Yesterday on the telephone I explained to this V.A. official that my husband wanted to reopen his December 1965 claim under 38 CFR 3.156 ( c ) using newly acquired service records. During the telephone conversation yesterday, I asked the claims assistant whether V.A. had ever requested additional service records from the U.S. Navy in about 1998. He told me, "We are not going there" and would not answer the question. He had already answered some other questions about whether documents missing from the file at BVA were in the local claims folder like a May 1991 BVA hearing transcript, the July 1990 rating decision and notification letter, etc. I am extremely angry that V.A. is simply pretending this November 1965 report of the Naval Medical Board was in the file at the time of April 1966 rating decision. That medical evaluation board report shows some very severe symptoms of this veteran's service-connected condition and was not received by V.A. until 1995 when my husband sent it to them. Furthermore, I had sent a recent request for records from a V.A. outpatient clinic in Sacramento which had reviewed medical records from Livermore and denied my husband vocational rehabilitation because of the severity of his service-connected condition. That facility didn't bother to try to get its file back. It just forwarded my request for complete medical records to VARO Ft. Harrison. I explained to this guy that my husband wanted those records because an earlier claim was still pending because of a wrong zip code on the notification letter and mentioned Huack v. Brown. He said, "Well, we can't try to get the records unless we have some evidence they exist." I told him about the March 1989 letter in the file and he said he'd look for it in the file. I don't expect him to do anything because BVA determined my husband had abandoned his earlier claims. This vet rep also told me the records from Livermore might be archived. I told him that sooner or later my husband was going to file a NOD with the April 1971 rating decision but he wasn't going to do it until I got some stronger evidence.

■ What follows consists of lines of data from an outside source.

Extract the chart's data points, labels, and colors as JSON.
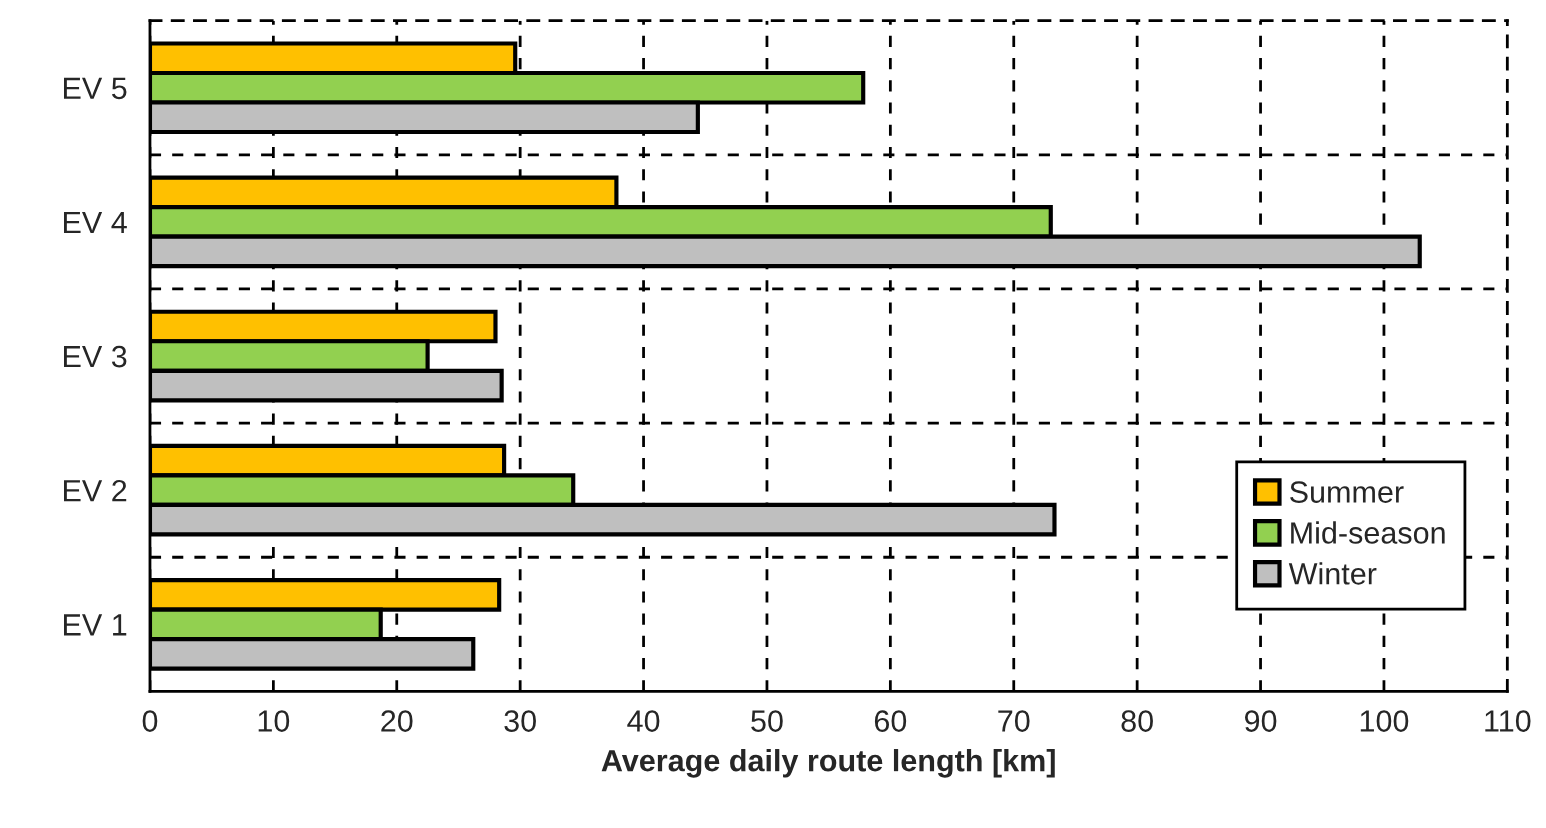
{
  "chart_data": {
    "type": "bar",
    "orientation": "horizontal",
    "xlabel": "Average daily route length [km]",
    "categories": [
      "EV 5",
      "EV 4",
      "EV 3",
      "EV 2",
      "EV 1"
    ],
    "series": [
      {
        "name": "Summer",
        "color": "#ffc000",
        "values": [
          29.6,
          37.8,
          28.0,
          28.7,
          28.3
        ]
      },
      {
        "name": "Mid-season",
        "color": "#92d050",
        "values": [
          57.8,
          73.0,
          22.5,
          34.3,
          18.7
        ]
      },
      {
        "name": "Winter",
        "color": "#bfbfbf",
        "values": [
          44.4,
          102.9,
          28.5,
          73.3,
          26.2
        ]
      }
    ],
    "xlim": [
      0,
      110
    ],
    "xticks": [
      0,
      10,
      20,
      30,
      40,
      50,
      60,
      70,
      80,
      90,
      100,
      110
    ],
    "grid": true,
    "legend": "bottom right"
  }
}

Right after the conversation with this V.A. official, I called my husband's rep at Montana Dept of Veterans Affairs for my husband. During that conversation I told him the name of a hospital outside V.A. where he had been hospitalized and told that rep, "I've seen enough examples of cases online to know that if my husband files a NOD under Huack v. Brown he'd better be able to show what evidence he would have submitted had he been notified of the decision." I told him the evidence if it still exists is an informal claim under 38 CFR 3.155 and 38 CFR 3.157 (b) and that the evidence was records of treatment at a hospital within the presumptive period of 38 CFR 3.309 after his Army service which was within one year prior to the date that he filed his V.A. claim for a service connected condition. I am unsure whether this would be considered a unformed services hospital. V.A. may have paid for this hospitalization under V.A. fee basis.
These kind of shenanigans by V.A. are why I volunteer at hadit. I want to prevent this kind of suffering by other veterans and their families. I believe that knowledge of V.A. laws and regulations is one of the few weapons that veterans have to fight creepy V.A. officials with.